Almost a year since he was caught, “kidnap dad” Paulo Guiomar is finally to go on trial.
His tug-of-love daughter Maria Alice – taken from her mother and hidden for two years – is now back enjoying a normal life with the little half-brother she didn’t know she had.
But as the final leg of justice plays out in a Faro court this week, the story shows how long it takes for family traumas like this to be settled.
In the dock on Wednesday will not only be Guiomar, a former Tavira maritime policeman, but his mother, Maria Dolores, who allegedly helped keep little Alice hidden in an attic apartment in Belgium.
The story, which shocked the nation in 2012, is just one of many parental kidnappings that take place every year. And they all take time to resolve.
Here in the Algarve and still awaiting trial is the kidnapping by Portuguese father Filipe Silva of his English daughter Giselle “Ellie” Silva.
Again, this is taking its time to get to court, although the child is back with her mother and living a settled life in Ireland.
As newspapers explain this morning, Guiomar is charged with kidnapping, the abandonment of his own duties as a policeman and the illegal detention of a weapon.

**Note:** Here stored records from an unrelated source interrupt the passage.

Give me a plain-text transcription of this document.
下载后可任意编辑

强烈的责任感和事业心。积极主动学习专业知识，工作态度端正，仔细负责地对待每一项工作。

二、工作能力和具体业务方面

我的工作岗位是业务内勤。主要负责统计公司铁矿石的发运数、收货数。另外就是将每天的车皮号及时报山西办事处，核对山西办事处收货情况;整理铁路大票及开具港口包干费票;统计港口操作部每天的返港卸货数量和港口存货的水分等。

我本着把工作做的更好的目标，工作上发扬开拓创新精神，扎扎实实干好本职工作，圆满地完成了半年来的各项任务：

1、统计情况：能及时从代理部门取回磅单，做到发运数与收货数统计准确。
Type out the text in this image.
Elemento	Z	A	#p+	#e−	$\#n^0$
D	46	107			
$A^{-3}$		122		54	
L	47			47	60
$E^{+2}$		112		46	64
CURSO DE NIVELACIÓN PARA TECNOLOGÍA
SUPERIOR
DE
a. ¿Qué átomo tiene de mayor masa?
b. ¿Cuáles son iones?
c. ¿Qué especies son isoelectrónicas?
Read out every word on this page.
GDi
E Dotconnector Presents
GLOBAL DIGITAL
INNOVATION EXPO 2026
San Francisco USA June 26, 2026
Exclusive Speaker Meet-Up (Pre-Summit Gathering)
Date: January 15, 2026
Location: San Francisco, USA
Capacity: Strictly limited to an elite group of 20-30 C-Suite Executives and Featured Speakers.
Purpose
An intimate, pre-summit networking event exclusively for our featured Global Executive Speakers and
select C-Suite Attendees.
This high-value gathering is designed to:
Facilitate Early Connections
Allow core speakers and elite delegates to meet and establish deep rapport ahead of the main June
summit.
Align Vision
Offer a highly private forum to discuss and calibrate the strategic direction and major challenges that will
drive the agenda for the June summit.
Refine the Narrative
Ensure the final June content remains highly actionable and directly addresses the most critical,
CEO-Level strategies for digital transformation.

The Public Ministry’s case centres on the plan hatched between Guiomar and his mother to keep Maria Alice hidden from the authorities.
According to Correio de Manhã, the plan involved moving frequently and dressing the child up as a boy.
Maria Alice went missing from her home in September, 2012 and effectively missed two years of school.
When she was finally recovered last year, she returned to her former class in Luz de Tavira and her family requested as little press intrusion as possible so that the nine-year-old could reintegrate into the life she had lost.